As pointed out in the Chapter on Project management (\@ref(projectman)), save these functions separately, for example "R/functions.R", and `source` them with:
```{r, eval = FALSE}
source("R/functions.R")
```
Unfortunately `source` is not vectorized, so to read all R scripts from a subdirectory you can simply do,
```{r, eval = FALSE}
for(fn in dir("R", pattern = "[.]R$", full.names = TRUE)){
source(fn)
}
```
```{block2, type = "rmdtry"}
Write the above snippet into a function, which takes the directory to search as an argument.
```
### Divide your script into functional blocks
Dividing your scripts into a few functional blocks can help readability and reliability.
With special formatting, you can even improve the *table of contents* (TOC) menu in Rstudio for a script. Run the example below, and then find the TOC button in Rstudio:
```{r echo=FALSE, out.width='30%'}
knitr::include_graphics("screenshots/tablecontents_button.png")
```
**Access the (nearly) automatic TOC in Rstudio**
In the following example script, note that we load all packages at the beginning of the script, so that when something goes wrong at that stage, we know before executing any of the 'real' code.

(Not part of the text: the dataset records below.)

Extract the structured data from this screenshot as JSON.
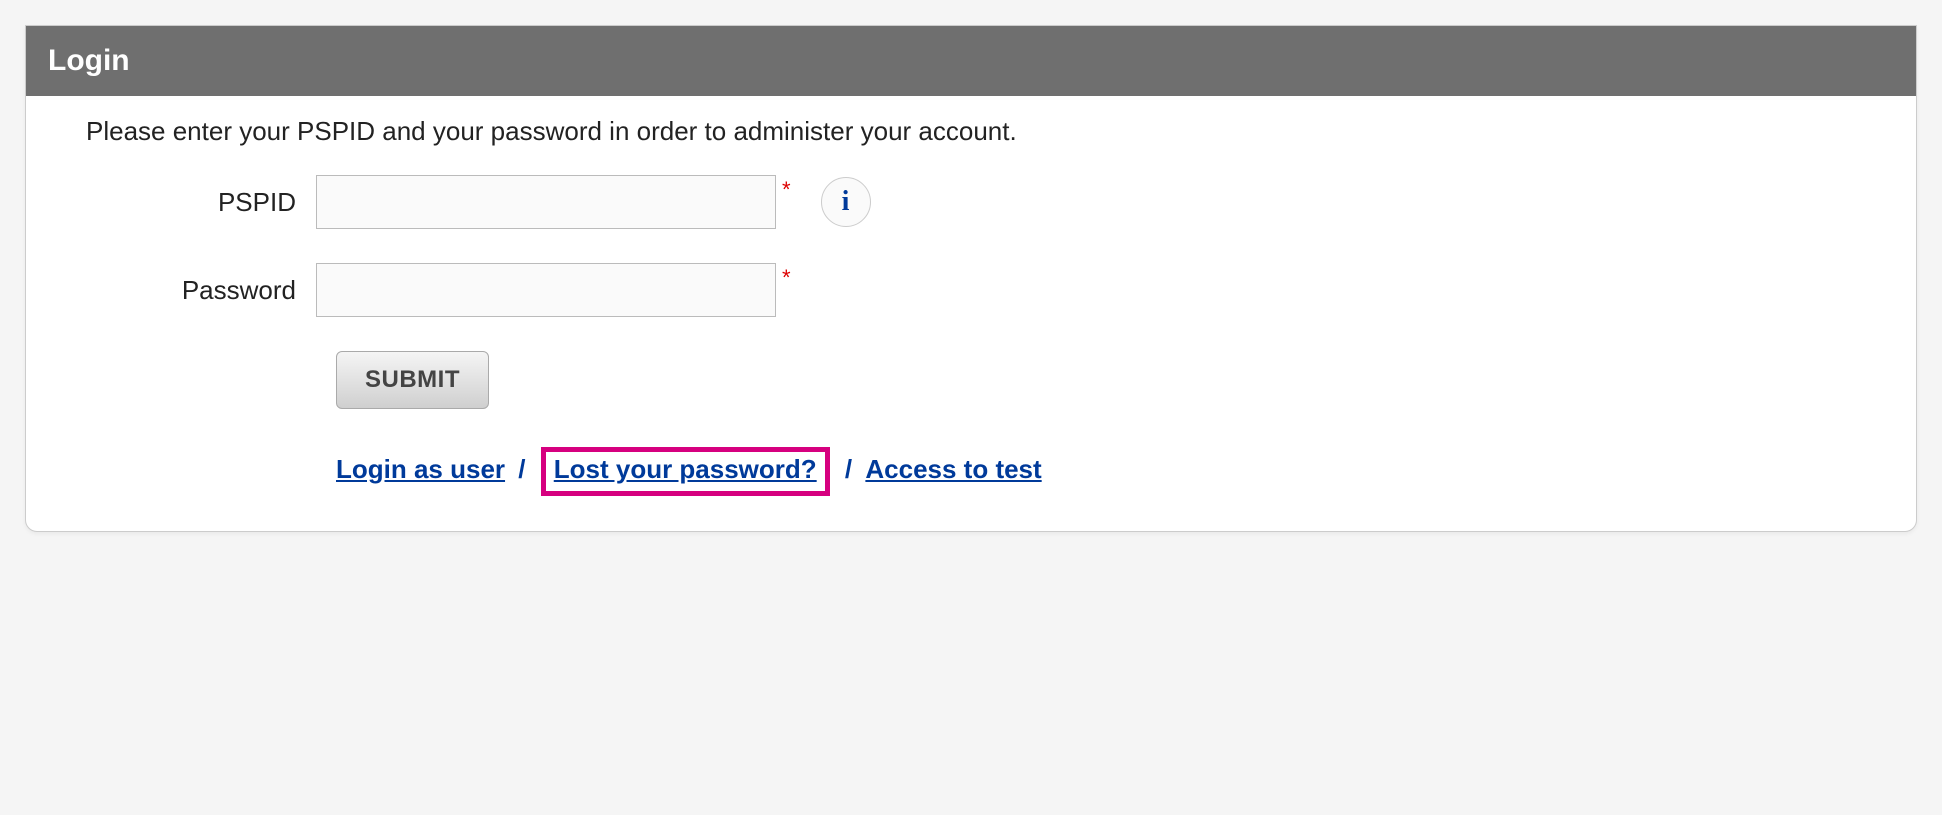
{
  "header": {
    "title": "Login"
  },
  "instruction": "Please enter your PSPID and your password in order to administer your account.",
  "fields": {
    "pspid": {
      "label": "PSPID",
      "value": "",
      "required_mark": "*"
    },
    "password": {
      "label": "Password",
      "value": "",
      "required_mark": "*"
    }
  },
  "submit_label": "SUBMIT",
  "links": {
    "login_as_user": "Login as user",
    "lost_password": "Lost your password?",
    "access_to_test": "Access to test",
    "separator": "/"
  },
  "info_icon_glyph": "i"
}
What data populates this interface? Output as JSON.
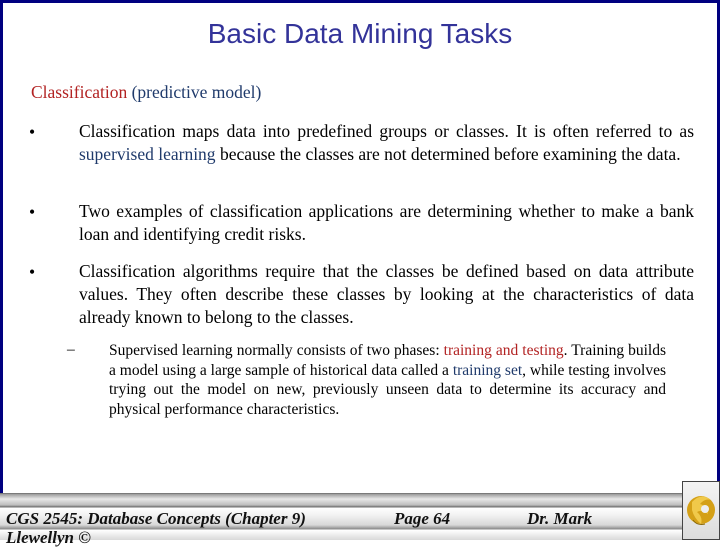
{
  "slide": {
    "title": "Basic Data Mining Tasks",
    "subtitle": {
      "term": "Classification",
      "qualifier": "(predictive model)"
    },
    "bullets": [
      {
        "symbol": "•",
        "before": "Classification maps data into predefined groups or classes.  It is often referred to as ",
        "highlight": "supervised learning",
        "after": " because the classes are not determined before examining the data."
      },
      {
        "symbol": "•",
        "text": "Two examples of classification applications are determining whether to make a bank loan and identifying credit risks."
      },
      {
        "symbol": "•",
        "text": "Classification algorithms require that the classes be defined based on data attribute values.  They often describe these classes by looking at the characteristics of data already known to belong to the classes."
      }
    ],
    "sub_bullet": {
      "symbol": "–",
      "part1": "Supervised learning normally consists of two phases: ",
      "highlight1": "training and testing",
      "part2": ".  Training builds a model using a large sample of historical data called a ",
      "highlight2": "training set",
      "part3": ", while testing involves trying out the model on new, previously unseen data to determine its accuracy and physical performance characteristics."
    }
  },
  "footer": {
    "course": "CGS 2545: Database Concepts  (Chapter 9)",
    "page": "Page 64",
    "author": "Dr. Mark",
    "author_cut": "Llewellyn ©",
    "logo_icon": "university-pegasus-logo"
  },
  "colors": {
    "frame": "#000080",
    "title": "#333399",
    "highlight_red": "#b22222",
    "highlight_blue": "#1f3a6b"
  }
}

Also note the use of `#-----`, this helps to make the TOC as mentioned above.
```{r eval = FALSE}
# An example script
# 2020, Author
#----- Load packages -----
library(dplyr)
library(rvest)
library(stringr)
library(glue)
#----- Custom functions -----
source("R/functions.R")
source("R/database_functions.R")
#----- Configuration -----
# Load configuration (passwords etc., see next Section!)
.conf <- yaml::read_yaml(file = "config.yml")
#----- Database -----
# Make database connection
db_con <- make_database_connection_knmi(.conf)
# Download data
cloud_data <- download_cloud_data(con = db_con)
# Archive the data
fn <- glue("archive/out_{Sys.Date()}.rds")
try(saveRDS(cloud_data, fn), silent = TRUE)
#----- Visualization -----
# Make visuals
make_cloud_maps(data = cloud_data)
#----- Model -----
# Do some advanced modelling
model_run <- run_cloudy_model(data = cloud_data)
# Upload the model results to a remote database
upload_model_db16(model_run, config = .conf)
```
The *fictional* script above is just an example how you can divide a *master script* into logical statements, using functions that perform all the underlying tasks.
One major advantage of the above approach is because functions execute their "inner workings" in a **separate environment**, which means that objects inside a function are not visible either outside the function (like the main script) or in any other script.
That way, executing the script above does not produce any objects in the environment (the memory) other than the ones *returned* by the functions. All the intermediate objects that were executed inside each function have disappeared, freeing memory and avoiding conflicts.